Jeremy W. Sherman

stay a while, and listen

Pasting HTML into Markdown

So I was writing a comment on Reddit today, and the easiest way to answer was to quote a list of search results, links and all. One problem: Reddit’s post interface uses Markdown, not HTML. That’s swell when you’re writing your comment fresh, but if you want to paste something in from a webpage, it’s no good.

I’d run into this once or twice before, but I always took the simple way out: just rewrite the one or two links in the text by hand. No big deal.
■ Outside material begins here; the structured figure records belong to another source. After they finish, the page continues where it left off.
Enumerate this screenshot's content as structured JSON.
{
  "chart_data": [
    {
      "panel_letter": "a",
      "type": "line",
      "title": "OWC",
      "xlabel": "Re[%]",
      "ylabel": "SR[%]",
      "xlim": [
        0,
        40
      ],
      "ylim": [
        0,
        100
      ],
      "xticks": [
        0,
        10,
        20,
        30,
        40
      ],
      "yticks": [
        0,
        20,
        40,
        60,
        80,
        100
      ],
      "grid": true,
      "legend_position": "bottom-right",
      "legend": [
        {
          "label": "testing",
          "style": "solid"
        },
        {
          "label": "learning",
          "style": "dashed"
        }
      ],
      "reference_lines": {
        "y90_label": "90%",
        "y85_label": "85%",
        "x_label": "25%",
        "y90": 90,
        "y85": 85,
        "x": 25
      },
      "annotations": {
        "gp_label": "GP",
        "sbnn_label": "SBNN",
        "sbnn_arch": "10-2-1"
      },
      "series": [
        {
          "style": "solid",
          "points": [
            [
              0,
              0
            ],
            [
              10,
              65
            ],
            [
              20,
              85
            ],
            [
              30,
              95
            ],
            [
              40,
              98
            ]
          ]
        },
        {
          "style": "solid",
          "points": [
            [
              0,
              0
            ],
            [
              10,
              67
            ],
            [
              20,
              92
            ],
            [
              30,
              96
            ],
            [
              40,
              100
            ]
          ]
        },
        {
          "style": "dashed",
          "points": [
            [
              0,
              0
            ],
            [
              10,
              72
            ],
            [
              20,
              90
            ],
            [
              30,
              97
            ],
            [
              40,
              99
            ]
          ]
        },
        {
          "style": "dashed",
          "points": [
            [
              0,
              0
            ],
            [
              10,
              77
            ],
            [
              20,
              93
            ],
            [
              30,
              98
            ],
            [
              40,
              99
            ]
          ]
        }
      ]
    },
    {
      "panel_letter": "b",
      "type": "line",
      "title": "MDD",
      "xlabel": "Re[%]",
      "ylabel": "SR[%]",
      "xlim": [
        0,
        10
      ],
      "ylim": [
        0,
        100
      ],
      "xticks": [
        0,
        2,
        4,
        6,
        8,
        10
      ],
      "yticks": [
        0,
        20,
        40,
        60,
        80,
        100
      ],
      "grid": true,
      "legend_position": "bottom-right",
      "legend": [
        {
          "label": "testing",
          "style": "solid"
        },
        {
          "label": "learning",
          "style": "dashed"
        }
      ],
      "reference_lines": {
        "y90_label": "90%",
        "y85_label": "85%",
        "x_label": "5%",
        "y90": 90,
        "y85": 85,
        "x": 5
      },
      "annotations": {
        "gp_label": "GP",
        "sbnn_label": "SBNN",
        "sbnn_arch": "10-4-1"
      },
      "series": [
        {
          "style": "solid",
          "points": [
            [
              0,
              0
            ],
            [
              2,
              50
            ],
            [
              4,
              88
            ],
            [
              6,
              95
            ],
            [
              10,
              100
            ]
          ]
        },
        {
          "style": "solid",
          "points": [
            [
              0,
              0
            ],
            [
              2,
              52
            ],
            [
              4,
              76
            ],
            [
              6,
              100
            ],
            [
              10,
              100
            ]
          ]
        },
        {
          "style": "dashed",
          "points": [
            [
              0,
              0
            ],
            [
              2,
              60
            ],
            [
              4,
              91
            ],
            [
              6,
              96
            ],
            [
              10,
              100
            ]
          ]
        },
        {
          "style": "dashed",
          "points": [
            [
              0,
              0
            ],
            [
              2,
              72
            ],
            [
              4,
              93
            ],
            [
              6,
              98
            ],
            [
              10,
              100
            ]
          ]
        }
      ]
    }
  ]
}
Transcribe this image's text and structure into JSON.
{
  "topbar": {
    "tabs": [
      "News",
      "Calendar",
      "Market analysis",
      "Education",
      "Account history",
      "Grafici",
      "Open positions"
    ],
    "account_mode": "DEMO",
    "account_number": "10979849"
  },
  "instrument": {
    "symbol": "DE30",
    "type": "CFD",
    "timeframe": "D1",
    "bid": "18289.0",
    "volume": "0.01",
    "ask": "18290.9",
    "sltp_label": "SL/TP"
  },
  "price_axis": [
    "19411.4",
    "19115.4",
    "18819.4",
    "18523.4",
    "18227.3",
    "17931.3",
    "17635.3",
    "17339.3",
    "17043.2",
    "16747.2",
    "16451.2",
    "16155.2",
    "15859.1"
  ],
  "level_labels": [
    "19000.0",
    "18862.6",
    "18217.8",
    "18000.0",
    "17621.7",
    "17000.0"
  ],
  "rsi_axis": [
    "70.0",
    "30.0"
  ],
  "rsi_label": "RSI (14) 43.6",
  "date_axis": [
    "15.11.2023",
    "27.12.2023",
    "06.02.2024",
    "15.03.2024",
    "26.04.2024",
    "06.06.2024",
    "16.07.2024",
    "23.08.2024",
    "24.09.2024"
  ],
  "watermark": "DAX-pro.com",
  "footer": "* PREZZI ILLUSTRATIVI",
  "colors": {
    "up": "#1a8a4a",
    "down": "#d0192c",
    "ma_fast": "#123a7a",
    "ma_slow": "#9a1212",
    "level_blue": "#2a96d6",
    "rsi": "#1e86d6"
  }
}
But these search results were just a list of links. And as a programmer, I am vocationally virtuously lazy.

That’s when I remembered Pandoc. Pandoc is a tool for converting between markup languages. I grabbed it as a Swiss army knife alternative to the more questionable Markdown formatters out there. (Markdown’s reference implementation is in Perl. I have trouble regarding any Perl as anything but a fragile hack.) I actually used it the first time as part of avoiding wordprocessors: instead of emailing a PDF/Word doc/Pages doc (in order of increasing uckiness), I just write up a Markdown doc, format it into a standalone webpage, slap in some CSS, and email it off.

Veering back on course, I recalled it could be used not only from Markdown to HTML but from HTML to Markdown. And how to get pasted text from the browser into HTML? I didn’t want to muck with View Source, so just opened up TextEdit and let its erstwhile annoying habit of preserving pasted formatting work to my benefit. Copy from Aurora, paste into TextEdit, save as HTML, then pandoc -f html -t markdown foo.html | pbcopy, back to Aurora, and paste, and beautiful Markdown appears.

Long story short: Use pandoc to convert HTML into Markdown for your Reddit or Stackoverflow or blogging needs.